霍应汀很了解裴煦,知道他现在这副样子在不开心,有心事。
“宝宝。”
霍应汀忽然叫了他一声。
“嗯。”
“怎么不开心?要和我说说吗?”他一步步引导。
裴煦慌乱地别开眼。
啪嗒。
手机被放在了桌子上,画面里只留下了四四方方的天花板。
但霍应汀听到了抽纸的声音。
“裴煦。”霍应汀的声音依旧温柔,“让我看看你。”
“不要。”
裴煦的声音有些不似寻常。
“求你了,我都好几天没见你了,每天晚上都梦到你。”
“看看吧,宝宝。”霍应汀顿了顿,“......就算哭也没关系,你什么样都好看。”
“我现在没法抱你吻你,看不到你会让我很担心。”
画面终于再次晃动,不出霍应汀所料,裴煦眼睛通红出现在屏幕里,目光飘在别处,不敢看他。
“谁让我的宝贝哭了?”
裴煦抿了抿唇,调整好了失去规律的呼吸,才稳下声音开口:“你。”
霍应汀好像一点都没感觉到自己身上的疲惫,耐心地问他:“我怎么了?”
“霍应汀。”裴煦终于看他,问:“值得吗。”
为了我把自己平静耀眼的生活弄成这样,值吗?
他明明生来就是天之骄子,可现在却凌晨四点都要为了一个生命里突然闯入的人不得安枕,值吗?
他没把话说明白,可霍应汀却听懂了。
裴煦听见视频里人轻轻叹了口气,然后朝摄像头凑近了一点。
“可如果不做这些,我会觉得自己不配爱你。既然能做,我就不会当作视而不见。”他笑着,“我们之间也不是交易,谈什么值不值得?如果非要说,做这些能让我见到你这么担心我的样子,我觉得值得不得了。”
裴煦垂下眸:“你这样会让我不知道该为你做点什么。”
“你什么都不用做啊。”霍应汀说得理所当然,“你只要坐在那里,别人把爱送给你的时候,记得收好就行。”
说着,霍应汀眨了眨眼:“当然,要第一个收我的。”
裴煦坐在那里,看着霍应汀,像是在沉思。
霍应汀知道让裴煦生出对爱的配得感不是件一蹴而就的事情,好容易拐回家的小猫总得哄着适应一阵,于是他笑笑:“宝贝儿,我好累,挂着视频陪我睡会儿好吗?”
裴煦果然马上被转移了注意力:“你快睡。”
霍应汀快速地洗了个澡,留了床头一盏昏暗的灯,把手机对着自己,对着目不转睛看着他的人说:“别胡思乱想,大后天一早我就在你身边了。”
“嗯。”裴煦提醒他调低手机亮度:“晚安。”
“晚安。”
霍应汀大概是累狠了,起先躺下去还会隔几秒就看一眼裴煦,但不过五分钟,耳机里就传来绵长的呼吸。

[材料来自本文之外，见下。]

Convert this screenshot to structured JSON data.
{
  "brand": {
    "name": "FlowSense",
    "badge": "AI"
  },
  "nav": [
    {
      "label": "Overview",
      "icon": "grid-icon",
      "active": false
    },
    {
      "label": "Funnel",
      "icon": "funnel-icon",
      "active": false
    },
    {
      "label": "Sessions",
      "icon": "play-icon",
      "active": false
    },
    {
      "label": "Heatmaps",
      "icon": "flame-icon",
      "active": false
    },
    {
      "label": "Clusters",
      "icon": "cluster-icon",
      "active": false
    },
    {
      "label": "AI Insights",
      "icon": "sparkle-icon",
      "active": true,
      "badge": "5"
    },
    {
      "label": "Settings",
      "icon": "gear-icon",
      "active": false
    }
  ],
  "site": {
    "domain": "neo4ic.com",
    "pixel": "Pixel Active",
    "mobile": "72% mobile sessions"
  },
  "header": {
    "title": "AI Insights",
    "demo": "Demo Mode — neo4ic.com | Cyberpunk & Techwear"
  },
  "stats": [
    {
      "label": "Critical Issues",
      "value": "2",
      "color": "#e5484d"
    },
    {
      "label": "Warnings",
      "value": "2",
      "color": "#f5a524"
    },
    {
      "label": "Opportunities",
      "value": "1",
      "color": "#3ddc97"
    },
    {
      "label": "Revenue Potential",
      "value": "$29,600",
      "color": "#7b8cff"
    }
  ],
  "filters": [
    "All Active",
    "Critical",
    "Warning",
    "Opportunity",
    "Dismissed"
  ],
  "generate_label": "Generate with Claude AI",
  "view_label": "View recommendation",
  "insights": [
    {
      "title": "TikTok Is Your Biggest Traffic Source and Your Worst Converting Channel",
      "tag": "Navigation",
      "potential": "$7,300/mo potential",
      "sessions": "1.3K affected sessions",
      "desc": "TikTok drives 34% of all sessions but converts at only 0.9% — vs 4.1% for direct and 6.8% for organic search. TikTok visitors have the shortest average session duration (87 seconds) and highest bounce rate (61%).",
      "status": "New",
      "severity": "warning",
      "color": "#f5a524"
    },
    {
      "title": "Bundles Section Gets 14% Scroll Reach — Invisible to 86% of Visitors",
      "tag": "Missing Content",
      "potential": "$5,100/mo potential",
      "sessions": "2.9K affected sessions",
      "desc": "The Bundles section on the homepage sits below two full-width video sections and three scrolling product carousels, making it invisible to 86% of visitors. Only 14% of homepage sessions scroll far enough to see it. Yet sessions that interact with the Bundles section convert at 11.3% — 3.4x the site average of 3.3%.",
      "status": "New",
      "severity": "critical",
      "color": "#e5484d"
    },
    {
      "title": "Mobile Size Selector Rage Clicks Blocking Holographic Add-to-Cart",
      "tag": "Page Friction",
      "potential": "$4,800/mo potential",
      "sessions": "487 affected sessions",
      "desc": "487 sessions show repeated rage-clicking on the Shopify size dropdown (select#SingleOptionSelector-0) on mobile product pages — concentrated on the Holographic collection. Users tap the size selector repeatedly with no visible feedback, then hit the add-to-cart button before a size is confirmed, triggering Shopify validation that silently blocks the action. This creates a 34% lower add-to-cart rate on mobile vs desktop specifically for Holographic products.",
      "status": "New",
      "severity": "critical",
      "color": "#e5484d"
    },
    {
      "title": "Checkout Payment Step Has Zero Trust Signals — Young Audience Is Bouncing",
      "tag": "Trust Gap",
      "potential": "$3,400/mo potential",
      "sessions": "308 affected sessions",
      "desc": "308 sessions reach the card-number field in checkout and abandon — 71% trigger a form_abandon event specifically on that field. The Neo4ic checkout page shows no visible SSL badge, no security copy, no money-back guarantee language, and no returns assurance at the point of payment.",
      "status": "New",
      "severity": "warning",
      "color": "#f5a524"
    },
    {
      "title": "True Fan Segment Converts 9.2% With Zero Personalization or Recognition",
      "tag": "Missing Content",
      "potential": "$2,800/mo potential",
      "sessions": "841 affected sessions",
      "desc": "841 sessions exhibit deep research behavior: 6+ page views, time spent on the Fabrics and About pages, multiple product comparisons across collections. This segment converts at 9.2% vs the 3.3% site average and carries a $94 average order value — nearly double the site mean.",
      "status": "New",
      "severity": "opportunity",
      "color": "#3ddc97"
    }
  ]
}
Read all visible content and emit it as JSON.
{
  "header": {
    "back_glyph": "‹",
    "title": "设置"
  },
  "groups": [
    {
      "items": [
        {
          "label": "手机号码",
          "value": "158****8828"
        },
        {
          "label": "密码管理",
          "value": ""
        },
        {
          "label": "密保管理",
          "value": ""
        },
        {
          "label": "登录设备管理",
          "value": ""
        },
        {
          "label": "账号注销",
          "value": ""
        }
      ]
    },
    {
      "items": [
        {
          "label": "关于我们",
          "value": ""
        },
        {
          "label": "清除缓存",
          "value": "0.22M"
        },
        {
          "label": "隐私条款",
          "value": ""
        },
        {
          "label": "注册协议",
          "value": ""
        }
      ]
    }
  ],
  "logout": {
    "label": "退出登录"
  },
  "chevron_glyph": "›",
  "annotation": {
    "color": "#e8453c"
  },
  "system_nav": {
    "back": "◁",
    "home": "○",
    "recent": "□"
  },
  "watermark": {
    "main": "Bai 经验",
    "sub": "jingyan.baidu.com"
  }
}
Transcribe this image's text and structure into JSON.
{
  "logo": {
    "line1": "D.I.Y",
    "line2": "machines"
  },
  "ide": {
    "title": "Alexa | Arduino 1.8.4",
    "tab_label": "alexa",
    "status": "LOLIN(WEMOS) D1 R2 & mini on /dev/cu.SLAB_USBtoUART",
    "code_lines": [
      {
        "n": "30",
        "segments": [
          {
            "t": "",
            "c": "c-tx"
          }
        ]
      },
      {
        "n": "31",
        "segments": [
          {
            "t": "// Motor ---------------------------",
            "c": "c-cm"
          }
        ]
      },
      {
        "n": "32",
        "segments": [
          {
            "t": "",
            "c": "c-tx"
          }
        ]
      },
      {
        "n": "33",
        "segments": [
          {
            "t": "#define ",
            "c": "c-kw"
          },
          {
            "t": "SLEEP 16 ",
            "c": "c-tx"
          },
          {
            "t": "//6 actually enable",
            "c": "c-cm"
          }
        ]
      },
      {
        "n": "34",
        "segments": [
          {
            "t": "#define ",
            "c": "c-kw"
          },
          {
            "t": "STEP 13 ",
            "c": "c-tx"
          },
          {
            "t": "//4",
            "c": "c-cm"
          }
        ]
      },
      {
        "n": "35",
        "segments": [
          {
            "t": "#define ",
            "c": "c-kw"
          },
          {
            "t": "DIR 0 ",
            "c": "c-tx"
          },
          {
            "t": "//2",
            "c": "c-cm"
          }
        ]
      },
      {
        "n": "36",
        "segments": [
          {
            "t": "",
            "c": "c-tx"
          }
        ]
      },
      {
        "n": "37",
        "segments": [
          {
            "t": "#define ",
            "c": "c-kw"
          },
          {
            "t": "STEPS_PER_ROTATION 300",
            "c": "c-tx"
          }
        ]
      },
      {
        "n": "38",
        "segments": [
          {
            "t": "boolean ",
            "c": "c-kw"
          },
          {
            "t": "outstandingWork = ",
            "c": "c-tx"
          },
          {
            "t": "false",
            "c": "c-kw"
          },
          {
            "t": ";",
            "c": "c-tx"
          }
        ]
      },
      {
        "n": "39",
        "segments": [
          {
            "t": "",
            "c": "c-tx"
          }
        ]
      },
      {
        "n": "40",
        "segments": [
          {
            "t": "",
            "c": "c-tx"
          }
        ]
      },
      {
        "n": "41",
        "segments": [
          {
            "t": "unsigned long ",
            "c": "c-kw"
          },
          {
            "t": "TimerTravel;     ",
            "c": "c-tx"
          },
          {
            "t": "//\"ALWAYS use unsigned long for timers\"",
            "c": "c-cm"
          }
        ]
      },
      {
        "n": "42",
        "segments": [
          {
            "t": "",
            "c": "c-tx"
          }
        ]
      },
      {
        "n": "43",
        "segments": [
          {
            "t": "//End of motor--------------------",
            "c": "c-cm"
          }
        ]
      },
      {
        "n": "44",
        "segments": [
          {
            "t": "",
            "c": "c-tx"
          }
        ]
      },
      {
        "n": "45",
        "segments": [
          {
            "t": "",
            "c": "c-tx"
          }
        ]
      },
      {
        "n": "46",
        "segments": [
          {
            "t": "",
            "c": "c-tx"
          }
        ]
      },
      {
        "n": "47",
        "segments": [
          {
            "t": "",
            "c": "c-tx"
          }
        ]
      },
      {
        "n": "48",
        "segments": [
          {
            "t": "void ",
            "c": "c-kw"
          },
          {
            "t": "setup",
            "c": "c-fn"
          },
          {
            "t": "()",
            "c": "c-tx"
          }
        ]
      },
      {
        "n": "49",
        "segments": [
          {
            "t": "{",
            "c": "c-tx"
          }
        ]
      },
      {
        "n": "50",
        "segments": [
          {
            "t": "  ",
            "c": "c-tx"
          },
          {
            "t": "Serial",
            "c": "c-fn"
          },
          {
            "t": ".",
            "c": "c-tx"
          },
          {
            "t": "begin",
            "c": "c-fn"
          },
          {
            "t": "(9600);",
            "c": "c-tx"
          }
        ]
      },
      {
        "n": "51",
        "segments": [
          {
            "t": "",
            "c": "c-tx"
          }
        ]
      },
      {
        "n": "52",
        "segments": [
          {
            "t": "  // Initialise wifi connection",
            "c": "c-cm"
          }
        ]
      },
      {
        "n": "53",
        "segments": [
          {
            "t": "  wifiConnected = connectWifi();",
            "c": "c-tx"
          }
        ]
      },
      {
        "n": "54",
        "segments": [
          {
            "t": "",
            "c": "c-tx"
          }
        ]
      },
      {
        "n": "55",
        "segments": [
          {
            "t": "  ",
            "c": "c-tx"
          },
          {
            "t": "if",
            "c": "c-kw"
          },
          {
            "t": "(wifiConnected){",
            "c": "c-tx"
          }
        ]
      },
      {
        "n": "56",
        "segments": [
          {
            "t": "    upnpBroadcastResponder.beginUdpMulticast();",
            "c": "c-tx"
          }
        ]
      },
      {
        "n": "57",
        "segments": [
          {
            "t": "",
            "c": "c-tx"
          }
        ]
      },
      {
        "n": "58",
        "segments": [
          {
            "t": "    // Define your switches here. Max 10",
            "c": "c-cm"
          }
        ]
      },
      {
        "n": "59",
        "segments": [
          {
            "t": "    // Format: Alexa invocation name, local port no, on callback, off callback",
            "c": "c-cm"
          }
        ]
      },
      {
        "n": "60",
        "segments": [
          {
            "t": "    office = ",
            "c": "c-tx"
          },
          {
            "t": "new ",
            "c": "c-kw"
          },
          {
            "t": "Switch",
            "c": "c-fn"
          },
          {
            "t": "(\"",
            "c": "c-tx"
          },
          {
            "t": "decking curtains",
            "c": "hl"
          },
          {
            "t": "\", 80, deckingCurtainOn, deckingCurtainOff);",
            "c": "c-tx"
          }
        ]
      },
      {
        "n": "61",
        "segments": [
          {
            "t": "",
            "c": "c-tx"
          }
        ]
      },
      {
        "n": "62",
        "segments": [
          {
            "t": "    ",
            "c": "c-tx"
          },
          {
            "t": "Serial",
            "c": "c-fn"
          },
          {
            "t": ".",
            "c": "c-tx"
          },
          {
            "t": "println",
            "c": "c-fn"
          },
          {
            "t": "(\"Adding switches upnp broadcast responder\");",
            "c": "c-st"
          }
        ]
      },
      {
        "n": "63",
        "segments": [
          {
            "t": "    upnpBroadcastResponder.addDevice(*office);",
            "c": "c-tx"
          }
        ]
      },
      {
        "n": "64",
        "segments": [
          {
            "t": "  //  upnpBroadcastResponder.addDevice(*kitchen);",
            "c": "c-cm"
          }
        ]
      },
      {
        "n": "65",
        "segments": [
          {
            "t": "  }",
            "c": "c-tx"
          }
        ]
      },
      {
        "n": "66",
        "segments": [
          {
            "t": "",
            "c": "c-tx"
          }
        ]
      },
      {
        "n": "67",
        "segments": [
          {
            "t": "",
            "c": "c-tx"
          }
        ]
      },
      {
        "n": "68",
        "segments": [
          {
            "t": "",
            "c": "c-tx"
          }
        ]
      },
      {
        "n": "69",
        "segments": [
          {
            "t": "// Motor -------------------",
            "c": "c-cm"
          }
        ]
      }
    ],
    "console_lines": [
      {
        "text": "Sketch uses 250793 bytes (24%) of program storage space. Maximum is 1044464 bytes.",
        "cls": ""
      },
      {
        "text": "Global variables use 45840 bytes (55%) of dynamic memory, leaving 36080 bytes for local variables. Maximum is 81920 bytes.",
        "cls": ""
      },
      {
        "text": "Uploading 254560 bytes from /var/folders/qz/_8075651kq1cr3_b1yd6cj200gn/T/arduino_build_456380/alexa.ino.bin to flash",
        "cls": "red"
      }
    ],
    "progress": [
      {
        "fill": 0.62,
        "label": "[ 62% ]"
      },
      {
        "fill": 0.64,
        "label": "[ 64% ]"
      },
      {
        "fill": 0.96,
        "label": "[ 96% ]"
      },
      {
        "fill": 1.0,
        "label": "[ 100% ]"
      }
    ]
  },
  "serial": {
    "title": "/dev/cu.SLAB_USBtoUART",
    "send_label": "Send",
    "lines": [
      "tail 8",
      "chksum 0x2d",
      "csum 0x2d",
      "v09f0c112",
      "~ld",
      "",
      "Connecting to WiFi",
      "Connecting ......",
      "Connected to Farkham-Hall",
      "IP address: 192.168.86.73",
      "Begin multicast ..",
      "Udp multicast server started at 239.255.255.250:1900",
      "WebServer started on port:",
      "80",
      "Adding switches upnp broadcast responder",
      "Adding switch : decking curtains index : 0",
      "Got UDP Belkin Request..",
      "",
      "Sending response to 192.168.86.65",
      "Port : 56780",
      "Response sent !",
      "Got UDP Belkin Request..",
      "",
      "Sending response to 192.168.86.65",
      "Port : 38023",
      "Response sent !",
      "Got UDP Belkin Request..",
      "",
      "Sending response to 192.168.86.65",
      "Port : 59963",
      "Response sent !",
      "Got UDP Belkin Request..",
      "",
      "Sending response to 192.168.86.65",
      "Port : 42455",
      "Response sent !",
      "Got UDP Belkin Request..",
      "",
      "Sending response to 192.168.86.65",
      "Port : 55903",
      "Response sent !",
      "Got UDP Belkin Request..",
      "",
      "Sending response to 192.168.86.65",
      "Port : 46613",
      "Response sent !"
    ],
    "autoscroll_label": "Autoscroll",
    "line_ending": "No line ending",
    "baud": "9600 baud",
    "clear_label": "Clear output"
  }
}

裴煦一直看着他,在办公室里坐过了下班的时间点,直到整栋裴氏大楼都关了灯,总裁办的灯都还在亮着。
不知过了多久,他才眷恋地看着视频里爱人俊挺的眉眼,轻轻开口。
“只收你的。”
只要你的爱。
*
前一晚裴煦一直把视频开到了霍应汀的手机没电自动关机,第二天一早,他看到对方醒后给他发来的消息,于是也发去早安的信息。
可一直到下午都没人回。
裴煦给李诉发去信息,可向来消息秒回的李秘居然也了无音讯。
裴煦心里渐渐不安起来。
正在这时,陆执步履匆匆地走来,连办公室的门都来不及敲,喘着气道:“裴总!董事会临时决定明天早上召开裁定您是否留任的会议!”
裴煦心里咯噔一下,忽然有种不祥的预感。
手机响起,裴煦立刻划开接听。
对话那头的Leo第一次没有插科打诨用中文问好,而是操着一口夹杂着M国脏话的英语焦急地告知他:“裴!Hale出事了!我父亲那边说,Hale带的人被吕家的人伤了大半,他自己也受了伤,对方人太多了,Hale被他们绑架带走了!”
裴煦耳畔阵阵耳鸣,胃开始剧烈疼痛。
在听到绑架这两个字的时候彻底坚持不住,瞬间升起的紧张崩溃情绪让他的胃无法承受。
他紧紧攥着手机,一手扣着自己的脖子,终于开始无法控制地干呕。